I mean let's face it: the vast majority of zombie movies fall into one of two categories: AHH THE DEAD ARE RISING WHAT DO WE DO OH NO THE HIGH PRESSURE SITUATION HAS CAUSED US TO TURN ON ONE ANOTHER or WE ARE THE MILITARY AND WILL SOLVE THIS PROBLEM OH WAIT NO WE WERE NOT PREPARED THIS HIGH PRESSURE SITUATION HAS CAUSED US TO TURN ON ONE ANOTHER. You can only see that so many times before it gets old (and very few people can really do it as well as Romero's Night of the Living Dead, which did the first one and did it well enough that it really doesn't bear re-doing over and over again). I still remember trying to watch... I think it was Day of the Living Dead or something. I don't remember clearly, just that this guy who I knew kept telling me it was a great zombie movie and I should see it.

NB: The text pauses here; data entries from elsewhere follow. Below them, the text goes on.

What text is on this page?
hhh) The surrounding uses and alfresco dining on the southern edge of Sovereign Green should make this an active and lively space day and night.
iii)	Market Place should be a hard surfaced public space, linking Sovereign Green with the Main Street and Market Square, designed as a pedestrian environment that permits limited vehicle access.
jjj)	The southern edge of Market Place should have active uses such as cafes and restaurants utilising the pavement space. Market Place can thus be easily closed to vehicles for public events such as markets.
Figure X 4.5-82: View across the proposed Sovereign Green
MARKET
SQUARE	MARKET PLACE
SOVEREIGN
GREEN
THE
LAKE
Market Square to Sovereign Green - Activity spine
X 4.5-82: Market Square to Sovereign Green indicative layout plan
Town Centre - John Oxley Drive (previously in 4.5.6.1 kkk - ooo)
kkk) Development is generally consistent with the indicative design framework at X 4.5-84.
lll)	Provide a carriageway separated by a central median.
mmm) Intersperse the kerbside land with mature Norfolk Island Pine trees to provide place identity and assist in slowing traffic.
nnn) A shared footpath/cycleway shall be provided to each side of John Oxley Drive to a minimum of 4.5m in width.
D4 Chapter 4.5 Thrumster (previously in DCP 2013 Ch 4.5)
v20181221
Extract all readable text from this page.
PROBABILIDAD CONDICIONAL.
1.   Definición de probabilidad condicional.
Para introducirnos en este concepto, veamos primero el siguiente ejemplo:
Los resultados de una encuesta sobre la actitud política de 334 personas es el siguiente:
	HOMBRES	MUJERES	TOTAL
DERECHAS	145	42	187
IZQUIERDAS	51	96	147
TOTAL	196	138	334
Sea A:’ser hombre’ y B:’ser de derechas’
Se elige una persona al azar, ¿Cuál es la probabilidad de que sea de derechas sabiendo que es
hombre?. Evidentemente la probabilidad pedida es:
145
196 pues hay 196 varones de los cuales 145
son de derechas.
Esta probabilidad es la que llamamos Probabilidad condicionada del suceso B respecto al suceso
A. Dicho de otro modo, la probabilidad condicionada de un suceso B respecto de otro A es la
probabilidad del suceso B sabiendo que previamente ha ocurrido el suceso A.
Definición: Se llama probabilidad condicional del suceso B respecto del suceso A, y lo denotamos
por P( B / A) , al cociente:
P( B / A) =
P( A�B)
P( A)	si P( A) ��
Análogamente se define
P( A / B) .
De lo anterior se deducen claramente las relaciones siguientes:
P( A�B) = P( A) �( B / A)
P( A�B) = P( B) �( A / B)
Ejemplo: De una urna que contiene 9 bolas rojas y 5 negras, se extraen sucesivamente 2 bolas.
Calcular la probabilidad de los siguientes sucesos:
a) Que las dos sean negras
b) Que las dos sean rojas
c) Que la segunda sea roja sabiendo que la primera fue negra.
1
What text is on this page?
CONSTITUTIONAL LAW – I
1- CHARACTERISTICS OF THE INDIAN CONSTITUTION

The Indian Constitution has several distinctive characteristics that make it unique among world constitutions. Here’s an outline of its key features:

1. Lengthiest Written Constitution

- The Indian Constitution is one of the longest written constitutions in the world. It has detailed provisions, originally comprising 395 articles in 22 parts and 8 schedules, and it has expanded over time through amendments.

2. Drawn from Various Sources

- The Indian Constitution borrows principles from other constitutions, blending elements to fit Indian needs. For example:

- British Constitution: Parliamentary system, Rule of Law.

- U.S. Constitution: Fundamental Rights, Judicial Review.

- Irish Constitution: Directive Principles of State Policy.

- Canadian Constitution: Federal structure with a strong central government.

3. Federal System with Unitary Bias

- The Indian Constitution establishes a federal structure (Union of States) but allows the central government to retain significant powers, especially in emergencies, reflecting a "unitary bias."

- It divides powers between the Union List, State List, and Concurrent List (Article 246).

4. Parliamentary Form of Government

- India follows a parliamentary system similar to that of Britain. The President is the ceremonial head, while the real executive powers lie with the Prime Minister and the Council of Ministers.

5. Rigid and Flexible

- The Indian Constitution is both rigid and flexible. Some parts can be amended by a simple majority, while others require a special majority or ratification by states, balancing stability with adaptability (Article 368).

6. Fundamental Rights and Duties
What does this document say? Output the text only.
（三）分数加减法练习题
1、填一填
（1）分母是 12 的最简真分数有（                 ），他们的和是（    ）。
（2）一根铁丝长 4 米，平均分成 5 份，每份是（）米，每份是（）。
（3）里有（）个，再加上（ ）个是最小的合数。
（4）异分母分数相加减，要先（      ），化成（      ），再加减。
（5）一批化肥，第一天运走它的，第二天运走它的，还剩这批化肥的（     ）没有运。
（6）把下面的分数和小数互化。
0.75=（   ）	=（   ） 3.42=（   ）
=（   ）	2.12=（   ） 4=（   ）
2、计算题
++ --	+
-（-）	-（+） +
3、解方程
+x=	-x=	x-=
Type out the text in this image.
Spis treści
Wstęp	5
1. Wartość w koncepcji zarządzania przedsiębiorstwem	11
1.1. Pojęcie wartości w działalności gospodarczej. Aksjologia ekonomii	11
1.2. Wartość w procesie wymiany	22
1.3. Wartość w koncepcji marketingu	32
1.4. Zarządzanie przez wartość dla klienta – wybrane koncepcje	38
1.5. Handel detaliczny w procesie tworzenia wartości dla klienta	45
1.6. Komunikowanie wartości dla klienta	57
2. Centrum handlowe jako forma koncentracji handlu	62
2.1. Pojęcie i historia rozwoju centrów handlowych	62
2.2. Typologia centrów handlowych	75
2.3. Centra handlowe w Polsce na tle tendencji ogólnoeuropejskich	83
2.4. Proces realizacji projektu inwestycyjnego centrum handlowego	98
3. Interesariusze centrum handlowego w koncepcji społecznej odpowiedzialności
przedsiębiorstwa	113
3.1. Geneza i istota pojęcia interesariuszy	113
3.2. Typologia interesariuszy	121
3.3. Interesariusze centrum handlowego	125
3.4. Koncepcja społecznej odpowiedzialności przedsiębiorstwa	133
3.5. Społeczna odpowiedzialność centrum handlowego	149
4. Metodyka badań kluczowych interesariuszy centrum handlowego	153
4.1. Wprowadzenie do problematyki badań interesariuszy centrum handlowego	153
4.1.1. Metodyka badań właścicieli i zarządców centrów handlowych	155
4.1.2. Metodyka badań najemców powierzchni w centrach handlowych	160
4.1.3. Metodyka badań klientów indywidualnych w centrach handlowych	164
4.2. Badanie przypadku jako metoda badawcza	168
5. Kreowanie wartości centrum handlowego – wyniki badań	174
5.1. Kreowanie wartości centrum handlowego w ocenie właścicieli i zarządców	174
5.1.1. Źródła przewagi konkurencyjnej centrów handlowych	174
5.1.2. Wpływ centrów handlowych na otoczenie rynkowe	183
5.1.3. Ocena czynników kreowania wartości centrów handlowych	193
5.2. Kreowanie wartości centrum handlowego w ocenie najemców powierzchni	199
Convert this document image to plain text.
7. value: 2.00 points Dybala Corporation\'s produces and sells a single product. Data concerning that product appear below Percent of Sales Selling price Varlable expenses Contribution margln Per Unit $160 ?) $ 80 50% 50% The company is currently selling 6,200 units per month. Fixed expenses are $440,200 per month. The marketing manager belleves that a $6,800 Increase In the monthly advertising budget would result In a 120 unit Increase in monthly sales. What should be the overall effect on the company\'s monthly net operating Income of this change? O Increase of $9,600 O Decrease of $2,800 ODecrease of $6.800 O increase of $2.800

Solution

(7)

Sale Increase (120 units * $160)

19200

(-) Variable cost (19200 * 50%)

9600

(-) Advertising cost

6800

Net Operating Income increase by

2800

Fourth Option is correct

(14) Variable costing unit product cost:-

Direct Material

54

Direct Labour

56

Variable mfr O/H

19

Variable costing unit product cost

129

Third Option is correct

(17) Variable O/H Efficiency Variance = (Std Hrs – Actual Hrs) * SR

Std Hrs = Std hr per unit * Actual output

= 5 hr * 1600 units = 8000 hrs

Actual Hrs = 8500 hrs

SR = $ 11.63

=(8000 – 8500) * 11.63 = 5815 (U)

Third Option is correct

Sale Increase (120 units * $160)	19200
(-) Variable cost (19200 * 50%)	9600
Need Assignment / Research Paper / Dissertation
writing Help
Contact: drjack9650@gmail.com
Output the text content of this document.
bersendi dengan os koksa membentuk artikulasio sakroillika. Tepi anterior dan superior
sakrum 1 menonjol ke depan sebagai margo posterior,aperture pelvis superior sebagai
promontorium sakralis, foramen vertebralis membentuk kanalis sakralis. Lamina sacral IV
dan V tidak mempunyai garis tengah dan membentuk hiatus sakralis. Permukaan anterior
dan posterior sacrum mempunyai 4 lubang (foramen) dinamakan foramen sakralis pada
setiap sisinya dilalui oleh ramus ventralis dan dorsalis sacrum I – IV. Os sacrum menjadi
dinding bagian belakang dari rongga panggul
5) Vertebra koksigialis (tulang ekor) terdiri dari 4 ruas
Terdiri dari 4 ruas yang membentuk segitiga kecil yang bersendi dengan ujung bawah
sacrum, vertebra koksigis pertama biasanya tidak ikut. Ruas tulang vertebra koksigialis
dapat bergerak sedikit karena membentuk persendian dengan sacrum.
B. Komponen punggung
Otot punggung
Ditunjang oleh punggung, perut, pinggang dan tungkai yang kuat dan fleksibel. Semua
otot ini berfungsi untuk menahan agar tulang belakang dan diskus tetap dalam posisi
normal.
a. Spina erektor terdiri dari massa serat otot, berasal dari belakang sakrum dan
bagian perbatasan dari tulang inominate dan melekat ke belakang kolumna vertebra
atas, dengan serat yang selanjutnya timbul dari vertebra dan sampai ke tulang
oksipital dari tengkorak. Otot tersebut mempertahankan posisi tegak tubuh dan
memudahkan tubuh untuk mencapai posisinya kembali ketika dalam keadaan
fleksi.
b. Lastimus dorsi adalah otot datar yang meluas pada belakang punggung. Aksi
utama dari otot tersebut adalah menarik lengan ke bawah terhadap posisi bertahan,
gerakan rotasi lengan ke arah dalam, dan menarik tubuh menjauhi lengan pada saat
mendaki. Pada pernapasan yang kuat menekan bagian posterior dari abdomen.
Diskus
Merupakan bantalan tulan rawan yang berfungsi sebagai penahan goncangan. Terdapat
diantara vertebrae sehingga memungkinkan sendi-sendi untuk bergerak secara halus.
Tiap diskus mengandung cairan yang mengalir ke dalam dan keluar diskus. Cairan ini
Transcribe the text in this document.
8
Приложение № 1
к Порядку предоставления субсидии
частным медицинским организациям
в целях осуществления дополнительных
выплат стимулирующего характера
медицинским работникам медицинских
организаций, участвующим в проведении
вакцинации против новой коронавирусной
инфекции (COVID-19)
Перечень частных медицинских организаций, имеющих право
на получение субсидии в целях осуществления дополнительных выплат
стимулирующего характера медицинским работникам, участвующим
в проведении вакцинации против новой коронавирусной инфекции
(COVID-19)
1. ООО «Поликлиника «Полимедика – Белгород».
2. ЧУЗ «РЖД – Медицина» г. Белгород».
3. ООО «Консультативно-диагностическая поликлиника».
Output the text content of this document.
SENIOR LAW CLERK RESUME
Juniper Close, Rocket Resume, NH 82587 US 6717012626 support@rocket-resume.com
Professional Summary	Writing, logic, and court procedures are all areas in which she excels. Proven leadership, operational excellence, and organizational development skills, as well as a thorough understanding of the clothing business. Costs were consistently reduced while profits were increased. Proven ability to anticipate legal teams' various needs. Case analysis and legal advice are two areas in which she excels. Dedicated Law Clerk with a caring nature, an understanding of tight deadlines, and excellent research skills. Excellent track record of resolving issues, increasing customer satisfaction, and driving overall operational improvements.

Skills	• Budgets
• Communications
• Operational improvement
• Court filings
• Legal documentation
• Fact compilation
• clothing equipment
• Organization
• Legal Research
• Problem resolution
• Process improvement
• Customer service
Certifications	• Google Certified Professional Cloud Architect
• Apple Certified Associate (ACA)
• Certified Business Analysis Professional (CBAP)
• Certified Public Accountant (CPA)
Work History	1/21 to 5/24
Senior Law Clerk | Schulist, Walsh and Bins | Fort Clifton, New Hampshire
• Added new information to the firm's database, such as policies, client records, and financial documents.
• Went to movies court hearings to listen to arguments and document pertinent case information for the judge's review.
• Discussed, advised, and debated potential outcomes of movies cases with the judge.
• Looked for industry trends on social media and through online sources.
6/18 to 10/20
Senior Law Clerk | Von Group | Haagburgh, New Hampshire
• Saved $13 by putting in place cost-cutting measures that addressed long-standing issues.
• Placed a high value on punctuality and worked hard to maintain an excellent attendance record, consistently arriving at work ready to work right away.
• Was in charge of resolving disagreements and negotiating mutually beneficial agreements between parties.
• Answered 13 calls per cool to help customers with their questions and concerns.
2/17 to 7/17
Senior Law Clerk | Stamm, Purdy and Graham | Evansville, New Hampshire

The dead started popping out of graves, and ate some young punk rockers who were fucking in the graveyard, and grabbed some poor bastard in an ambulance. By the end of that scene (which was probably like a half hour into the film) I turned the thing off. It wasn't that I was particularly disturbed; this was late 70s/early 80s film, after all, and the only thing disturbing were the haircuts. But the film was boring, and in such a visceral way that I almost would have rather been subjected to another viewing of Goodfellas (okay, let's not be too over the top. Half of Goodfellas, maybe) than endure another second of the film. Whenever I sit down to watch a zombie movie, it always winds up causing the same sort of visceral ennui, which is a paradoxical feeling I didn't know one could be capable of feeling.
So here I am, a dude who enjoys hunting zombies in Resident Evil even though it makes me wet myself in terror from time to time, and adores Left 4 Dead even though I no longer have the ability to play it, and who did a lot (and I mean a lot) of running around in Urban Dead before I forgot my login information (in fact, I will probably roll up a new Urban Dead account now that it's on my mind).
I am following the development of DoubleBear's ZRPG with the sort of rabid attention that normal people reserve for the development of their own children, and have already decided that if my computer cannot run it upon its release I will just have to get a new one, won't I? Because it's a zombie RPG that focuses on the actual survival part of the scenario and not just killing zombies (which is enjoyable but to take that extra survival element and add it to the proceedings is just... I mean come on, I'm a fucking English major specializing in postmodernism. Yes I do want you to put extra thought into the societal concerns of a zombie outbreak, please). I spend most of my free time fiddling around with my own zombie world, trying to think of the sort of things that Thomas Pynchon would put into his zombie books if he wrote them. But put me in front of a zombie movie and my immediate response will be either "fuck this movie" or "seriously I don't need to see that many livers and shit guys cut it out."
So I guess what I am trying to say is that when I see trailers for a movie like Zombieland, which is apparently all about killing zombies in creative/hilarious ways, I feel entirely too conflicted for my own good. On the one hand, it's about zombies! And killing them in creative/hilarious ways! On the other hand, I'm just not a zombie movie fan. I've tried.
But something deep down tells me that I'm going to wind up seeing that damned movie one way or another. Maybe it'll be pirated (I do not wish to spend time rotting in an English prison, however, so probably not), or maybe I'll rent it, or maybe I will actually drag my ass to a movie theatre and watch it on the screen. And more than likely, I'll be disappointed. But I'll go, because it's zombies, and I keep waiting for the zombie movie that actually holds my attention for more than like thirty minutes and doesn't do so because I have a man crush on Simon Pegg.